EXTRACT: Optimal Spectrum Extraction (Horne's Method)

EXTRACT is an "optimal extraction" routine for extracting the spectra of 1-dimensional sources (point-sources) from 2-D spectral images. It is based on the algorithm described by Keith Horne (``An Optimal Extraction Algorithm for CCD Spectroscopy'', 1986, PASP, 98, 609). In brief, each pixel in the spectral extraction is weighted according to the fraction of the flux which is expected in that pixel assuming a uniform spatial profile. The weighting scheme is optimized to retrieve the maximum signal-to-noise without biasing the resulting fluxes.

EXTRACT operates much like MASH, and should result in better signal-to-noise in those cases where the noise in the spectrum is dominated by the background (either from the sky or from the detector read-out noise).
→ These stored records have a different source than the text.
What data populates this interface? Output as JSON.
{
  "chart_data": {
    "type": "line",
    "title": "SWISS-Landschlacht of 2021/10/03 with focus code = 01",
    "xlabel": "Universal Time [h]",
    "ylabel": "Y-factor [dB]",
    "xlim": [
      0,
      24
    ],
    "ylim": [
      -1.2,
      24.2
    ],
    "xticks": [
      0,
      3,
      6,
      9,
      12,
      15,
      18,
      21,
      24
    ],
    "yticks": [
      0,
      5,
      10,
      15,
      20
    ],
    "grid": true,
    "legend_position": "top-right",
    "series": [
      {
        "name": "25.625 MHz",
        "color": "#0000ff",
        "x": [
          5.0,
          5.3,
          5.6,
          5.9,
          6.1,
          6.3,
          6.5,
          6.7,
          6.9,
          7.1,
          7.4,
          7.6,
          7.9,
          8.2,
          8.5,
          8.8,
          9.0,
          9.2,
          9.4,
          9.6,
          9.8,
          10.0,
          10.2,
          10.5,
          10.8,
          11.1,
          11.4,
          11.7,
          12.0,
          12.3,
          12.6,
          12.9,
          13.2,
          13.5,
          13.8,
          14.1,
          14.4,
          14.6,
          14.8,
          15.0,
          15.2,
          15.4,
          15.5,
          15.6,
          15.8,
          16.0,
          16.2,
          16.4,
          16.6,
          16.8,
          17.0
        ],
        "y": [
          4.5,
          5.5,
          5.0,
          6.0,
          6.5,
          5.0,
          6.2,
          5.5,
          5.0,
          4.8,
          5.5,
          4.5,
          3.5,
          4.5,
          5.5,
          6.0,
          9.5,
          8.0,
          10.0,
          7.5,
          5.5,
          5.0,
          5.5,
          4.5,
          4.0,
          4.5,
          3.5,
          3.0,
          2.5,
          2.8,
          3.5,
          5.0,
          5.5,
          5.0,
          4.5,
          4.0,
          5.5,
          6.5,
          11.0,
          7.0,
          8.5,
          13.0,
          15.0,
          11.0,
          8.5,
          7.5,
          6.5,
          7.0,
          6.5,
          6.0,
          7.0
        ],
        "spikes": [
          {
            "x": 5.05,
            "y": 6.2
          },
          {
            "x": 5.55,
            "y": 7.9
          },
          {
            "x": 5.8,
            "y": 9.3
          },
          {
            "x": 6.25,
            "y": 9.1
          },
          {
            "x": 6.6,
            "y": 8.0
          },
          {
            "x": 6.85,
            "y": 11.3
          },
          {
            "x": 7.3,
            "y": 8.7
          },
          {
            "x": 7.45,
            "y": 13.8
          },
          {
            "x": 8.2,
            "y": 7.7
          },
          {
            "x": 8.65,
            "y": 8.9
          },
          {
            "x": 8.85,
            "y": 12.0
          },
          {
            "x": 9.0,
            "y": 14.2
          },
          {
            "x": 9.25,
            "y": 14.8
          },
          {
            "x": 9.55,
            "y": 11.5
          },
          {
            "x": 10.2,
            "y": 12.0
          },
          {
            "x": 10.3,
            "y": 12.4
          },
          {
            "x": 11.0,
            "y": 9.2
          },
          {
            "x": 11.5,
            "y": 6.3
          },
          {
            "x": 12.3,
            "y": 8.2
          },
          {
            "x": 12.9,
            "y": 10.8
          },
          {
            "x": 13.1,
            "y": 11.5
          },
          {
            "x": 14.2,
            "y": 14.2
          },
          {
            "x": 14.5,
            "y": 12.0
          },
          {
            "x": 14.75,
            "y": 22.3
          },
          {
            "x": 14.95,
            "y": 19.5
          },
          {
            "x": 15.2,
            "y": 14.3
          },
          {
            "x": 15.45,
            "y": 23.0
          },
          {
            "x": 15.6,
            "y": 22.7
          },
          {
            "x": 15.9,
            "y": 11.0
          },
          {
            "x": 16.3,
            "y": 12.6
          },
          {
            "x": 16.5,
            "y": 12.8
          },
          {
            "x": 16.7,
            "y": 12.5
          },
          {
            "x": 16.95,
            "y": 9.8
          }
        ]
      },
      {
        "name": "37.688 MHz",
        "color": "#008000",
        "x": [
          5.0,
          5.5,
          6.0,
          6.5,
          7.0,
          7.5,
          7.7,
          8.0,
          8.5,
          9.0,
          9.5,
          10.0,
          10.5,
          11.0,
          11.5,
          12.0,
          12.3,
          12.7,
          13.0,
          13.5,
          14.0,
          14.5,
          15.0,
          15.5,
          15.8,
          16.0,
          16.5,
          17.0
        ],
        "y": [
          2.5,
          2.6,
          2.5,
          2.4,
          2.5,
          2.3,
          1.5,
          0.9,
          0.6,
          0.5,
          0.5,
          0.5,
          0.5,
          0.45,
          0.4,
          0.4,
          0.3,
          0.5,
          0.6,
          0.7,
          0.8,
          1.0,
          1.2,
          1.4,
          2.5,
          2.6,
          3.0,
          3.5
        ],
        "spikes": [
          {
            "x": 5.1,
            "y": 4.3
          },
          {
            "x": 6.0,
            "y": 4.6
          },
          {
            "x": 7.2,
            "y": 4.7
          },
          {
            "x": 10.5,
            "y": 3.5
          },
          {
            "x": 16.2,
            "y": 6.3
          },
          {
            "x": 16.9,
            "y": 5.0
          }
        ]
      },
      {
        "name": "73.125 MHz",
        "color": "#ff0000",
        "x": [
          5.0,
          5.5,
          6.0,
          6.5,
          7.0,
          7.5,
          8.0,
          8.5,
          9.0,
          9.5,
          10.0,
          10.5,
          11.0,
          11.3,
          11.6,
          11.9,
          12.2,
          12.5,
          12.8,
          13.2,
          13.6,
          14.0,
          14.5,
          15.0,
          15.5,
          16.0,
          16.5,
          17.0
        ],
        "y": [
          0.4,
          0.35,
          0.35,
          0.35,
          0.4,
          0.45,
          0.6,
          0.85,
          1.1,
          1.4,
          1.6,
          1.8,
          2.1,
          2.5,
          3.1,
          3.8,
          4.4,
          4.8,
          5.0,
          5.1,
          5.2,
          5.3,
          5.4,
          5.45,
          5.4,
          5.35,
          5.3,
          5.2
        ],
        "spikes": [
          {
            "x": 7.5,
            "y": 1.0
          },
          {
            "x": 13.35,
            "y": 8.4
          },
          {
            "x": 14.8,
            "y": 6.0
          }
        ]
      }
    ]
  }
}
WARNING: It is inappropriate to use EXTRACT for moderate or bright objects in which the noise is dominated by the Poisson statistics of the object itself. In such cases the extraction routine may discard so many points from the spatial profile fits it does that parts of the spectrum can become meaningless. It is also inappropriate to use EXTRACT for objects whose spectra are dominated by bright, unresolved emission lines (as EXTRACT might reject them as being ``cosmic rays''), and for extended sources. For bright sources, emission-line objects, and extended sources, use MASH or SPECTROID as appropriate.

The steps which EXTRACT goes through are as follows:

  1. The detector characteristics are specified. These are the readout noise in electrons (which can be changed using the keyword RONOISE= from its default value of 7) and the inverse gain in electrons per DN (using EPERDN= to change this from the default of 2.5). Usually the user will not wish to change these values, as the defaults are appropriate for the T.I. CCDs at Lick.

  2. The background rows are fitted with polynomials of order "pord." (Use the keyword SORDER= to change this from its default value of 2.) The expected uncertainties in this fit are then calculated (using the read-out noise and the gain) and any points more than 4-sigma from the fit are ignored and the fit recalculated. This fit iteration is performed until no new points are ignored or until 5 iterations have been done.

  3. The object profile is then parameterized and fit with a polynomial of order 2 (unless the PORDER= keyword has been used). Again, the fit is iterated a maximum of 8 times, using a rejection threshold of 4-sigma.

  4. Using the resulting parameterization the weights are calculated for each pixel and the spectrum extracted. An automatic point rejection is performed at this stage to remove bad pixels on the spectrum rows themselves. A more conservative 5-sigma rejection level is used and only one point (the one with the largest difference) is removed at each iteration. A maximum of five iterations is allowed (hence up to five points may be removed at each wavelength). The resulting spectrum is placed into the specified buffer.

  5. If the SKY= and/or VAR= keywords have been specified then the appropriate buffers are loaded with the requested spectra. If the SUB keyword has been specified then the fitted background rows are subtracted from the original image.

Note that the uncertainties at all stages are estimated using the assumed detector characteristics. When the data are of sufficient quality this means that the uncertainties in the fits will be so small that the inability of the fit parameterizations (both sky and profile) to accurately model the data will be detectable. The program will then start rejecting large numbers of points because the model assumed is not quite appropriate. In this case the MASH command should be used, as the data are probably of such high signal-to-noise that the optimal extraction routine will not gain anything over a simple summation. The interested user is referred to Keith's article for more details.